I wore that alb for the first time one Sunday and it turned out to be a bit too long.  As I processed up the aisle to the first of many steps leading into the sanctuary, I caught my toe in the hem of this garment.

Instead of just admitting my circumstances and backing up and starting over, I kept going.  As I climbed the sanctuary steps, I also climbed higher and higher into the inside of the alb.  When I got to the top, I was all hunched over and in terrible straits.  And I had fooled no one!

Sometimes in life we are like that.   We get all wrapped up in ourselves.  And we get all tangled up with our worries and our woes and become oblivious to present opportunities that offer a solid hope for the future.

There was a lady who had been badly hurt emotionally earlier in her life, and had never really dealt with this.  Ever since, she tended to see people and events around her through a lens of rejection.
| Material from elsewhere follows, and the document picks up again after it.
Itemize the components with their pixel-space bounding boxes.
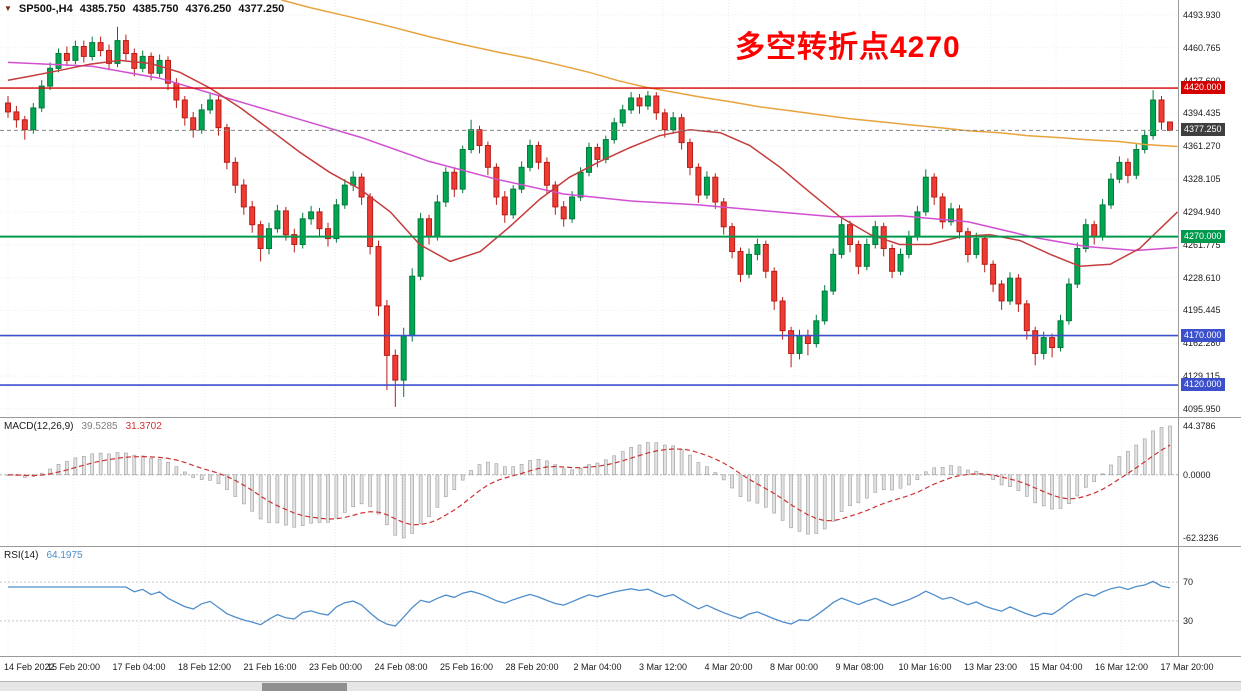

Someone at work said to her, “My, don’t you like nice today!”

She responded sharply:  “What you are really saying is that I looked lousy yesterday.  And what you probably mean is that I look a mess most of the time – except for today!”

There are people who see today in the light of yesterday’s pain.

We need to take care of the past.  If forgiveness or amends need to be sought, then we need to do it.  For wonderful memories and experiences, we need to be grateful.

But living in the past is like visiting the old neighborhood, from which we moved away long ago, and expecting it all to be just as it was.  We learn from the past, we seize the present moment, and we move on to a future that we are called and graced to help shape.

Jesus calls people to follow Him in today’s Gospel.  He has personally called each one of us, with all of our histories, to be His disciples.  And Jesus gives us sure direction when He says:  “No one who sets a hand to the plow and looks to what was left behind is fit for the kingdom of God.”

Jesus is with us today, and He gives us hope for tomorrow.  For God is faithful to us, always.

As one of the great hymns of the Church puts it:

Great is thy faithfulness!  Great is thy faithfulness!

Morning by morning new mercies I see.

All I have needed thy hand hath provided.

Great is thy faithfulness, Lord, unto me.

God’s faithfulness to us is something that we can count on – and really look forward to – every blessed day.